Man sollte ja meinen, dass Chris Rea im Laufe seiner Karriere genug eingenommen hat, um ein sorgenfreies Leben zu führen, aber dem ist anscheinend nicht so. Seit mehr als einer Woche ist der arme Kerl unterwegs, um an Weihnachten zuhause zu sein. So ein Flug kostet heutzutage doch auch nicht mehr die Welt, aber nein: Chris fährt mit dem Auto und damit es auch jeder weiß, posaunt er es seit Tagen durch den Äther in die Welt. Genau genommen ist es jedes Jahr dasselbe. Immer und immer wieder ist Chris Rea kurz vor Weihnachten unterwegs und es dauert und dauert und dauert. Es heißt, der Mensch sei lernfähig ist – für Chris Rea gilt das nicht. Andererseits weiß ich nicht, was ihn zuhause erwartet. Ist vielleicht nichts Schönes und deshalb lässt er sich soviel Zeit wie nur möglich, fährt tagelang um den Block und macht noch einen Abstecher in fünfhundertdreiundsiebzig Kilometer entfernte Städte. Kann ja sein.

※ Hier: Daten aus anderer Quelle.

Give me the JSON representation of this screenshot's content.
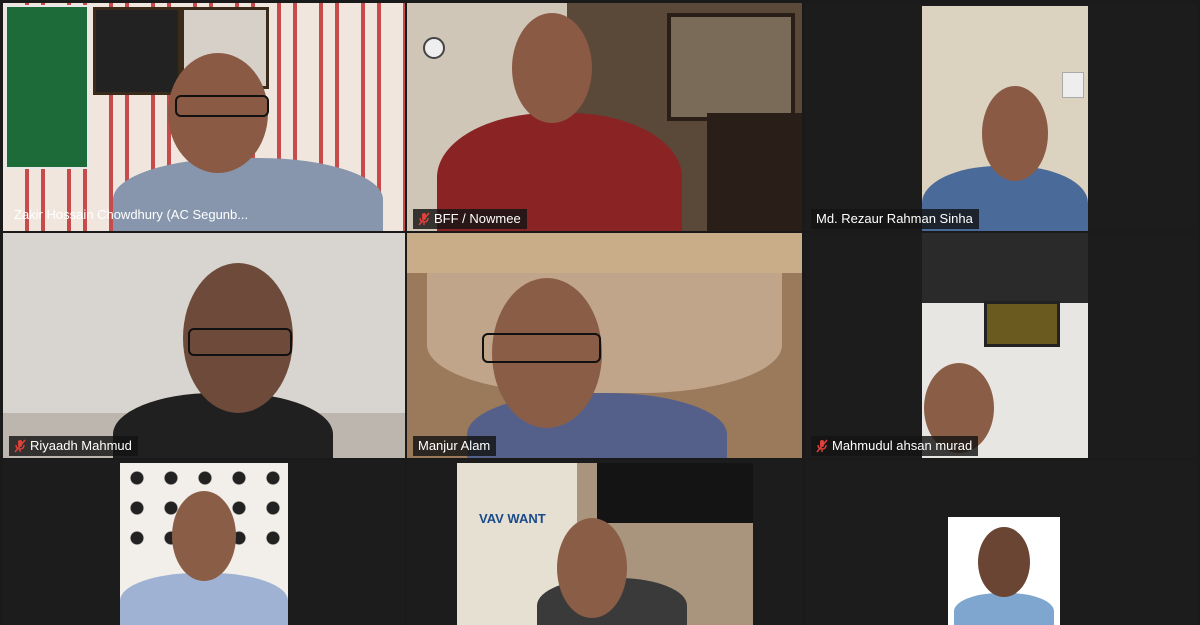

Vor vielen Jahren war ich an Heilig Abend in Oberschwaben. In der Stadt, in der ich damals wohnte, gab es eine schöne Tradition: am Morgen des 24. traf man sich vor einer Kneipe. Es gab Kekse, Lebkuchen und Tee für die Kinder und Bier, Glühwein und Punsch für die Erwachsenen. Da war ganz schön was los. Sogar der Bürgermeister ließ es sich nicht nehmen vorbeizuschauen. Am frühen Nachmittag gingen die Leute nach Hause und bereiteten alles für den Heilig Abend vor. Zu späterer Stunde, nach einem ausgiebigen Mahl und Bescherung und so weiter gingen manche nochmal durch die winterlich-verschneiten (damals gab es noch Schnee) Gassen, um irgendwo einen weihnachtlichen Absacker zu sich zu nehmen.
Es war so gegen 22 Uhr, als ein Typ in die Kneipe in der ich saß kam und sich an den Tresen setzte. Ich hatte ihn schon morgens gesehen, da hatte er allerdings noch kein blaues Auge. Auf Nachfrage erzählte er, dass die Weihnachtsfeierlichkeiten bei ihm zuhause ein klitzekleines Bisschen aus dem Ruder gelaufen seien und er mit seinem Vater in Streit geriet. Zuerst verbal, dann auch physisch. Vielleicht waren es bei dem Typen doch ein oder zwei Frühstücksbiere zuviel, vielleicht war sein Vater auch einfach nur schneller als er – das Geschenk, das er von seinem alten Herrn bekam, war jedenfalls von erlesener Farbe und weithin sichtbar.
Ich kenne jetzt den Vater von Chris Rea nicht, aber wenn der ähnlich drauf ist, wäre es natürlich durchaus verständlich, dass man es nicht eilig hat mit dem Nachhausekommen. Andererseits kann ja auch das falsch sein. Da kommt Chris Rea dann nach tagelanger Herumkurverei endlich an und als erstes kriegt er von seinem Vater eine Kopfnuss, gefolgt von einem „Wo treibste Dich denn so lange rum, Bursche? Wie lange sollen wir denn noch warten?“ Jeder normale Mensch würde sich nach so einer Aktion umdrehen, wieder ins Auto setzen und wegfahren. Würde Chris Rea wahrscheinlich auch gerne, aber nach der ganzen Rumfahrerei ist natürlich sein Tag leer, ist ja klar. Also nimmt er den Kühlpack, den ihm seine Mutter schon in weiser Voraussicht gerichtet hat und erträgt den Schmerz und alles was da noch so kommt. „Aber nächstes Jahr komme ich nicht hierher! Auf keinen Fall“, denkt sich Chris Rea und ich würde ihm nur zu gerne glauben, aber spätestens in der zweiten Woche, nachdem „Last Christmas“ das erste mal lief (Wham lernen es auch nicht! Von wegen „Last“) macht er sich wieder auf den Weg… Das ist so sicher wie der über den Tigerkopf stolpernde Butler bei „Diner for one“ oder ganz furchtbare Höllenschmerzen, wenn der Arzt sagt, dass es jetzt vielleicht ein ganz klein wenig pieksen könnte.
Nun denn, dann soll er halt singen, der Chris. Gibt Schlimmeres. Vielleicht würde ich sogar etwas vermissen, wenn er mal nicht heimführe. Dann wäre da ja nur noch Wham. In diesem Sinne: Feliz Navidad.